Confession

nelopee

Les mots, d'habitude, je les déroule sur le papier. Je peux les manier à l'envie. Pour exprimer mes émotions à l'oral, je n'arrive pas à être spontanée. Lorsque j'essaie de l'être, je bafouille, j'oublie ce que je veux dire, j'énonce des phrases qui n'ont pas de sens, et ce sont les mauvais mots qui sortent au mauvais moment. Surtout, je me laisse déborder par mes émotions. Je n'arrive pas à les gérer autrement qu'en les refoulant, jusqu'à ce qu'elles franchissent ma muraille intérieure et se déversent par vagues sans que je puisse les arrêter. Je ne sais pas d'où viennent ces émotions, qu'est-ce qui les déclenche exactement. Je pleure. Je m'énerve. J'ai toujours été comme ça. J'ai tout de même des indices sur leur source : les moqueries cruelles et répétées, la dépression de ma mère, l'indifférence de mon père, l'indifférence de tous les autres garçons que j'ai aimé dans ma vie, la solitude, les incompréhensions et le manque de communication, les erreurs que j'ai commises… Mes pires blessures et mes pires hontes. L'impression de toujours devoir porter un masque, cacher ses failles et ses contradictions pour être respectée, appréciée. Un manque de confiance en soi énorme, une apparence physique longtemps dénigrée. Une volonté de toujours plaire aux autres, quitte à s'oublier soi-même. Une peur maladive de l'échec, la nécessité d'une validation extérieure constante pour être heureuse.

Si tu m'avais vue il y a plusieurs années en arrière, je pense que tu ne m'aurais pas reconnue. Dieu merci j'ai grandi, et j'ai accepté petit à petit ce qui faisait qui j'étais réellement : mes qualités et mes défauts, ce que j'aime et ce que je n'aime pas. Cela reste un travail qui ne se termine jamais vraiment. Je le ressens encore plus maintenant : j'ai l'impression de passer un cap. Je laisse derrière moi ma personnalité d'étudiante pour entrer dans l'âge adulte avec de nouvelles ambitions. C'est un cycle neuf qui s'ouvre devant moi, et qui fait malheureusement ressortir certains points négatifs que j'avais soigneusement évité de traiter ces dernières années en les enterrant notamment à l'aide du THC et des soirées.

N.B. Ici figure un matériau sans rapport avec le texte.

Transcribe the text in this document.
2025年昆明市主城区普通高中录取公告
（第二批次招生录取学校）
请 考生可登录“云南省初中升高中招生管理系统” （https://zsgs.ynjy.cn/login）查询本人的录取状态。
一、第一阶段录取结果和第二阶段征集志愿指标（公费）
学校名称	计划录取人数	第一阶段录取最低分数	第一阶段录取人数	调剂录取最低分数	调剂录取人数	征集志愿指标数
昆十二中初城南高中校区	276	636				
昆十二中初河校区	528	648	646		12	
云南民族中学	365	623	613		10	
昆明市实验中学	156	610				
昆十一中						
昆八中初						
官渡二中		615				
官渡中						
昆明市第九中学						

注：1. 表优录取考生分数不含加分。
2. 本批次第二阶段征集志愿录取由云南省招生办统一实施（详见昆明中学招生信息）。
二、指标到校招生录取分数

A présent, j'ai envie d'avancer, autant pour mon bien que pour le bien de notre relation à laquelle je tiens plus que tout. J'ai envie de pouvoir me regarder dans la glace et de me dire que je suis devenue plus forte, solide. Et que je ne puisse plus te blesser à cause de mes maladresses, ma difficulté à m'exprimer de manière saine sans doute liée à des problèmes personnels que je n'avais pu assumer auparavant.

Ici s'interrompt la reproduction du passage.